Soulignons que la version finale de cet article a été nourrie par la concertation menée par le gouvernement avec les parlementaires (principalement ceux de la majorité) et les opérateurs privés ; sa formulation ne devrait maintenant plus évoluer (1).
Le sésame : un titre d’occupation du domaine public
Comment mettre à contribution les opérateurs privés et quel type d’autorité publique pourra le faire ? C’était l’enjeu principal de cet article. Finalement, il a été décidé que ces « engins de déplacement personnel motorisés » (EDPM) relevaient de l’occupation du domaine public (et non du stationnement). « Nous sommes juridiquement dans ce cas, et cette occupation est même, de manière flagrante, envahissante », a d’ailleurs souligné la ministre des Transports, Elisabeth Borne. Les opérateurs devront donc s’acquitter d’un titre de redevance, ce qui implique qu’ils n’auront pas à payer une redevance de stationnement. Les autorités publiques locales pourront donc « encadrer cette utilisation du domaine public, par exemple en délimitant les zones dans lesquelles ces engins doivent stationner, afin qu’ils n’envahissent plus les trottoirs comme c’est le cas à Paris et, je crois, également à Bordeaux et à Lyon », a expliqué la ministre.
Ce choix a une conséquence directe : c’est l’autorité en charge de l’espace public – et non de la mobilité – qui aura ce pouvoir de régulation. « Dès lors, l’autorité gestionnaire du domaine public, c’est-à-dire le plus souvent le maire ou le président de l’EPCI, sera compétente pour délivrer ces titres », a ajouté la député Bérangère Couillard (LREM), auteure de l’amendement qui a revisité l’article 18. « Oui, les maires pourront dire non au free-floating, parce qu’ils restent décisionnaires », a-t-elle confirmé.

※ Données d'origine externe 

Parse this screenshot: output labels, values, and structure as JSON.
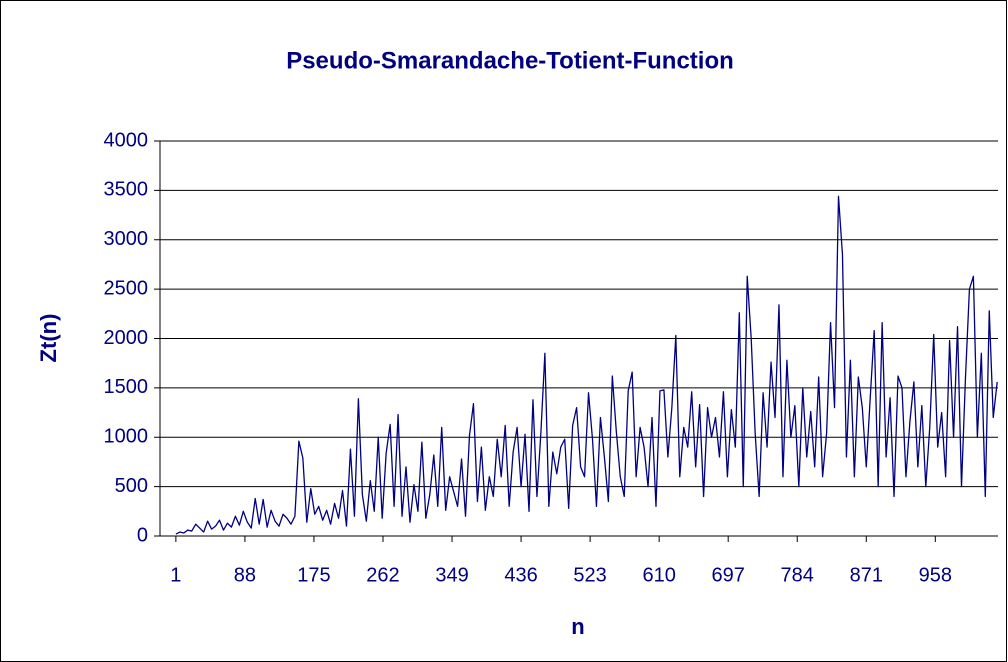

Simple publicité ou appel d’offre
Concrètement, un opérateur devra faire une demande auprès de la collectivité concernée pour obtenir une autorisation préalable. Cette dernière délivrera alors un titre d’occupation, et l’opérateur s’acquittera d’une redevance d’occupation du domaine public. « La délivrance de cette autorisation pourra être soumise au respect d’un certain nombre de règles définies par la collectivité dans un cahier des charges : conditions spatiales de déploiement (zone de stationnement, …) ; information des usagers sur les règles applicables au code de la route ; modalités de retrait des engins hors d’usage ; caractéristiques environnementales (2) des engins (normes d’émissions, durabilité) et modalités d’entretien ; restriction d’apposition de publicité sur les engins ; encadrement des signaux sonores pour le respect de la tranquillité du voisinage », explique le ministère des Transports dans un communiqué. Ce cahier des charges pourra aussi spécifier la durabilité de ces équipements, ainsi que les enjeux sociaux et sociétaux liés à leur déploiement.

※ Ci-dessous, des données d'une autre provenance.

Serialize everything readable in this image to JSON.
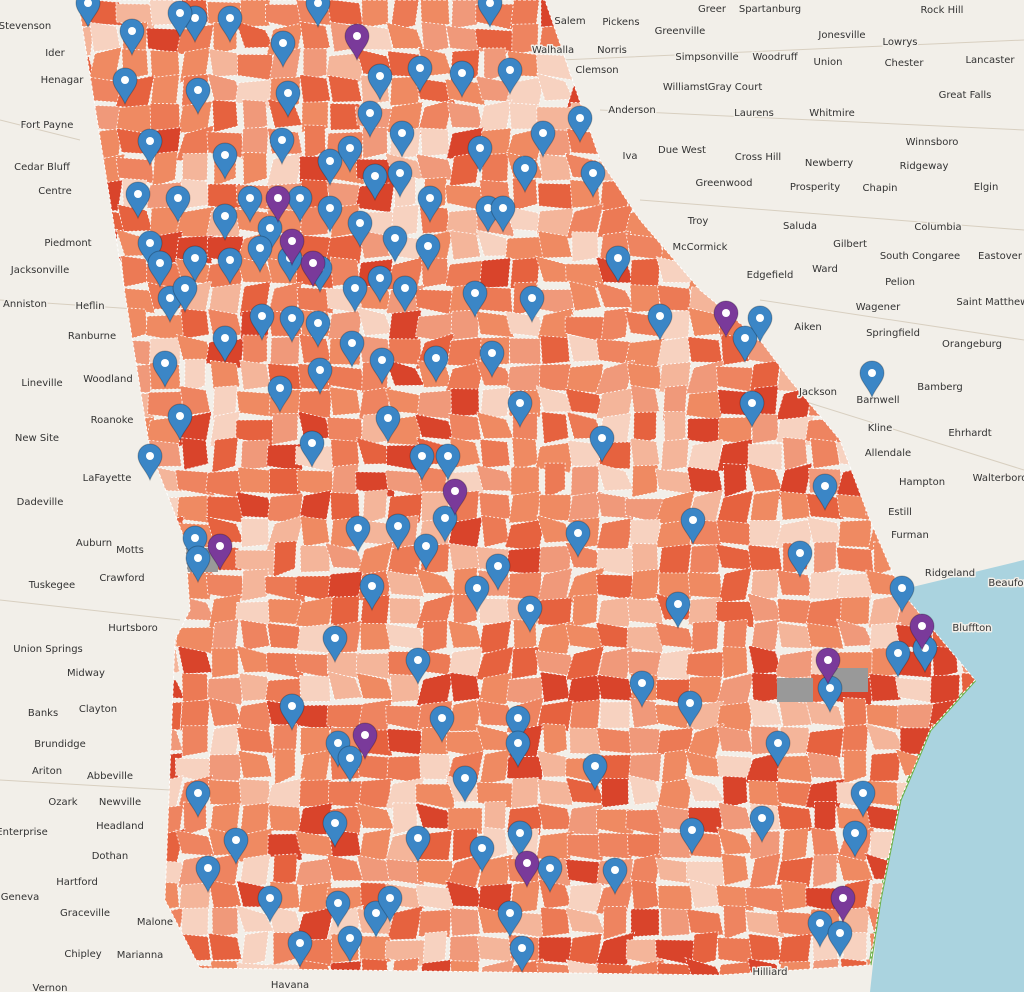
{
  "map": {
    "places": [
      "Stevenson",
      "Ider",
      "Henagar",
      "Fort Payne",
      "Cedar Bluff",
      "Centre",
      "Piedmont",
      "Jacksonville",
      "Anniston",
      "Heflin",
      "Ranburne",
      "Lineville",
      "Woodland",
      "Roanoke",
      "New Site",
      "Dadeville",
      "LaFayette",
      "Auburn",
      "Motts",
      "Crawford",
      "Tuskegee",
      "Hurtsboro",
      "Union Springs",
      "Midway",
      "Banks",
      "Clayton",
      "Brundidge",
      "Ariton",
      "Abbeville",
      "Ozark",
      "Newville",
      "Headland",
      "Enterprise",
      "Dothan",
      "Hartford",
      "Geneva",
      "Graceville",
      "Malone",
      "Chipley",
      "Marianna",
      "Vernon",
      "Havana",
      "Salem",
      "Pickens",
      "Greer",
      "Spartanburg",
      "Walhalla",
      "Norris",
      "Greenville",
      "Clemson",
      "Simpsonville",
      "Woodruff",
      "Union",
      "Jonesville",
      "Lowrys",
      "Chester",
      "Lancaster",
      "Rock Hill",
      "Williamston",
      "Gray Court",
      "Anderson",
      "Laurens",
      "Whitmire",
      "Great Falls",
      "Iva",
      "Due West",
      "Cross Hill",
      "Newberry",
      "Winnsboro",
      "Ridgeway",
      "Greenwood",
      "Prosperity",
      "Chapin",
      "Elgin",
      "Troy",
      "Saluda",
      "Gilbert",
      "Columbia",
      "McCormick",
      "Edgefield",
      "Ward",
      "South Congaree",
      "Eastover",
      "Pelion",
      "Wagener",
      "Saint Matthews",
      "Aiken",
      "Springfield",
      "Orangeburg",
      "Jackson",
      "Barnwell",
      "Bamberg",
      "Kline",
      "Ehrhardt",
      "Allendale",
      "Hampton",
      "Walterboro",
      "Estill",
      "Furman",
      "Ridgeland",
      "Beaufort",
      "Bluffton",
      "Hilliard"
    ]
  }
}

Pour choisir les opérateurs, la collectivité aura deux choix : faire une simple publicité préalable permettant la manifestation périodiquement de nouvelles demandes ; passer par une délégation de service public qui accorde des droits à un nombre limité d’opérateurs.
« On va donc réserver une certaine partie de l’espace et recourir à la publicité pour savoir s’il y a un ou deux opérateurs. Supposons qu’il y ait deux opérateurs, avec un nombre d’engins inférieur à l’espace que l’on est prêt à leur octroyer : on fixe le cahier des charges et les opérateurs le respectent. Supposons maintenant que dix opérateurs soient prêts à se lancer, avec trois fois plus d’engins que l’espace public ne peut raisonnablement en accueillir : on peut dans ce cas passer à une procédure de sélection ». Elisabeth Borne
Coordination avec l’EPCI et l’AOM
La question de ces nouvelles formes de mobilité impactant tout le bassin de vie, une coordination a été prévu au niveau intercommunal avec l’EPCI mais aussi avec l’autorité organisatrice de la mobilité (AOM), cette dernière devant être sollicité pour avis avant la délivrance d’une autorisation. Cet avis sera rendu dans un délai de deux mois. « Si ce délai n’était pas respecté, l’avis serait réputé favorable », a précisé le député Jean-Marc Zulesi (LREM), autour d’un sous-amendement sur ce point précis.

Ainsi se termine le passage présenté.